The regular Wednesday meeting was sparsely attended, with only three commissioners turning up and maybe a dozen people taking up seats in the rest of council chambers. It's summer. It's sunny. There's not a lot going on.
Except for Handleman, who was the only person from the public there to testify on three different council policy items back-to-back-to-back. On the docket were three police issues: Authorizing a grievance settlement and two agreements with the Portland police union, tweaking the boundary for the illegal gun zones, and allowing the IRS to reimburse the city for overtime that Portland cops spend on federal financial crimes cases.
None of those are huge deals unto themselves, but Handleman had some good points. On the illegal guns front, Handleman noted that the report on the crackdown shows that only three out of 13 people arrested have been white. Handleman drew a comparison to the city's late Drug and Prostitution Free Zones, which were shown to have a racially discriminate impact.
"Only 3 out of 13 people? That's 23 percent white arrests in a city that's 75 percent white. I'm not saying that's discriminatory, but I'm saying that does raise a few eyebrows," Handleman told the council. "I see the mayor's shaking his head at me, but it's true."
Mayor Sam Adams had a stern reply: "Significant numbers of African American Portlanders are victims of murder by guns in this city. There is a racial aspect to illegal use of guns in this city. It is awful, tragic, and we are trying to intercede."

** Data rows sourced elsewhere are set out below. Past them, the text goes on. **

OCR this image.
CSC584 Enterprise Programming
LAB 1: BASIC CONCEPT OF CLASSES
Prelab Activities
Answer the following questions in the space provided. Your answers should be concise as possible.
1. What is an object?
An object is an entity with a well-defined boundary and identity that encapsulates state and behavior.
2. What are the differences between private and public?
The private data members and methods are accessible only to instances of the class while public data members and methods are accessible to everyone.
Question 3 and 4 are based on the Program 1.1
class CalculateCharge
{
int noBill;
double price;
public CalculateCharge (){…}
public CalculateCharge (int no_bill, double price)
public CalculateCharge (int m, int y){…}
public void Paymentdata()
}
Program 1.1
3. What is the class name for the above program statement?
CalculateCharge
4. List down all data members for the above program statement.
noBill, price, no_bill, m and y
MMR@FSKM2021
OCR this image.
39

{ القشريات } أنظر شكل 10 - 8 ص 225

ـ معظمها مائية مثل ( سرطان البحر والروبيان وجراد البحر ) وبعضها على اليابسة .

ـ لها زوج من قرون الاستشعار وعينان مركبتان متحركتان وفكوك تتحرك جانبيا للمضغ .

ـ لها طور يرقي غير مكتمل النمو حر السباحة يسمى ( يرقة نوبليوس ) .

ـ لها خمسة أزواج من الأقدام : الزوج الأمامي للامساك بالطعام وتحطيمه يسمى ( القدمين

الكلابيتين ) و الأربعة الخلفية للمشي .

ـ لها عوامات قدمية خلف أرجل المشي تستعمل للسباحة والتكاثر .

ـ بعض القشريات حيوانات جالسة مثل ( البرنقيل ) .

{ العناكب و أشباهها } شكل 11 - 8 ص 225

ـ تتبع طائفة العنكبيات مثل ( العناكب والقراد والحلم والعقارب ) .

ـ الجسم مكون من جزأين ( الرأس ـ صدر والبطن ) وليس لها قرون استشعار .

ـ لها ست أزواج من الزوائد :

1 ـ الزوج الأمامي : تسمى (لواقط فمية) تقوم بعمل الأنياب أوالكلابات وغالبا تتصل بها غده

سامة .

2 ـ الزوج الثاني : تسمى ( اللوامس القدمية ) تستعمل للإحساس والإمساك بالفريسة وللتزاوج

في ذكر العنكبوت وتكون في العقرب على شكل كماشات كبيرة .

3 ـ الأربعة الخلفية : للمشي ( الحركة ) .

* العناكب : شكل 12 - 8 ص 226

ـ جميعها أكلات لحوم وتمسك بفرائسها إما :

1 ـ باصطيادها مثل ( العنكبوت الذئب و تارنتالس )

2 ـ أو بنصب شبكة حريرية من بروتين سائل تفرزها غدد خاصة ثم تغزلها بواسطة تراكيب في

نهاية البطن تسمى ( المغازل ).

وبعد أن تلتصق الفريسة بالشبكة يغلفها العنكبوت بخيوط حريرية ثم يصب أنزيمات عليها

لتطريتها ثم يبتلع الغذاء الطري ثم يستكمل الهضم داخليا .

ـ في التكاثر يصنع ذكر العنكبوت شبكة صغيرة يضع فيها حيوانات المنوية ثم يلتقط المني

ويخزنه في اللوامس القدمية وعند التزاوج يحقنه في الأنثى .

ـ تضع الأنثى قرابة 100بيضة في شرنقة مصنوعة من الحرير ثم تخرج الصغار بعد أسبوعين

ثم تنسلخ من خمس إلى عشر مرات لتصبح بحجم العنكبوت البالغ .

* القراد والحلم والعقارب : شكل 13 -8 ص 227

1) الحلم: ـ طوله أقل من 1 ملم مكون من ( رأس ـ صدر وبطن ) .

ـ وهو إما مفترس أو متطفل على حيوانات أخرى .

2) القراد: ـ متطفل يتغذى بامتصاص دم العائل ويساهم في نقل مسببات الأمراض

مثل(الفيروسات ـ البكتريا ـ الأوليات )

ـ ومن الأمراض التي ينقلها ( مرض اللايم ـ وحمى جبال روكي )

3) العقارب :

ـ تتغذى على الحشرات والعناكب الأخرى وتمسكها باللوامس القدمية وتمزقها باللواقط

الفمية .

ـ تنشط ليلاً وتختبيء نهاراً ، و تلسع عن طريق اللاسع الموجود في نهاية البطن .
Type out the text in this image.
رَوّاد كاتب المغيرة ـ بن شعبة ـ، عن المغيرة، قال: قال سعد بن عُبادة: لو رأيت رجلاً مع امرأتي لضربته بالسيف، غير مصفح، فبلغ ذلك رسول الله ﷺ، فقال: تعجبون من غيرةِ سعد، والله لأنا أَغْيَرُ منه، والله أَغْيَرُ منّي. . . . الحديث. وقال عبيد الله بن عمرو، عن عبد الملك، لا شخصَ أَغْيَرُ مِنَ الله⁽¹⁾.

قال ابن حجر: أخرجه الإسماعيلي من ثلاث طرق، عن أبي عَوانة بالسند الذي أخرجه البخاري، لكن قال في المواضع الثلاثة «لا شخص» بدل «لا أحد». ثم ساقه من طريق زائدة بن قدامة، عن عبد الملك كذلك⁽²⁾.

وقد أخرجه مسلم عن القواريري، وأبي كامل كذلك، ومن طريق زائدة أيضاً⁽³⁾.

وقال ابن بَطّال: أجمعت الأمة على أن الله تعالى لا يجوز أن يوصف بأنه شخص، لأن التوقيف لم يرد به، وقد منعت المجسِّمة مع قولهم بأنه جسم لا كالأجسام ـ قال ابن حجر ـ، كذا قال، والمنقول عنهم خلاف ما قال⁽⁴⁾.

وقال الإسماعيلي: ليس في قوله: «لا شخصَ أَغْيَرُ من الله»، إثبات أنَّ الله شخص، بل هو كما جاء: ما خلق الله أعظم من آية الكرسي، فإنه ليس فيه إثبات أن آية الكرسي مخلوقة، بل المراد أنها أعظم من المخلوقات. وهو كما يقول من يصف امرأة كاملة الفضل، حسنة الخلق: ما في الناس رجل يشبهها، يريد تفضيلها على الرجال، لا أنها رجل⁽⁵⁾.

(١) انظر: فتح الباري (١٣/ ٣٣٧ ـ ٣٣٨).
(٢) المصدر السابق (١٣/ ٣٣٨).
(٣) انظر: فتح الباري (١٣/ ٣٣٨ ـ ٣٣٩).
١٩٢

So basically, Adams is saying that the disproportionate arrests of African Americans is okay in the crackdown on illegal guns, since African Americans are disproportionately victims of gun crimes in the city.
On to the other issues. With the illegal gun zones, the city spent months drawing the boundaries for "hot spot" zones that exclude people with a history of gun crimes and have tougher penalties for illegal guns. But somehow, no one noticed during all this hashing out of the hot spot zones that one of the areas is actually technically in Gresham. Whoops. The council had to tweak the zone to move it two blocks back into Portland's jurisdiction. With the police union negotiation, Handleman took the chance to criticize the city for outright lying that cop talks were public.
"This just shows how the city rushes though things and makes mistakes, then tries to decide things behind closed doors," says Handleman.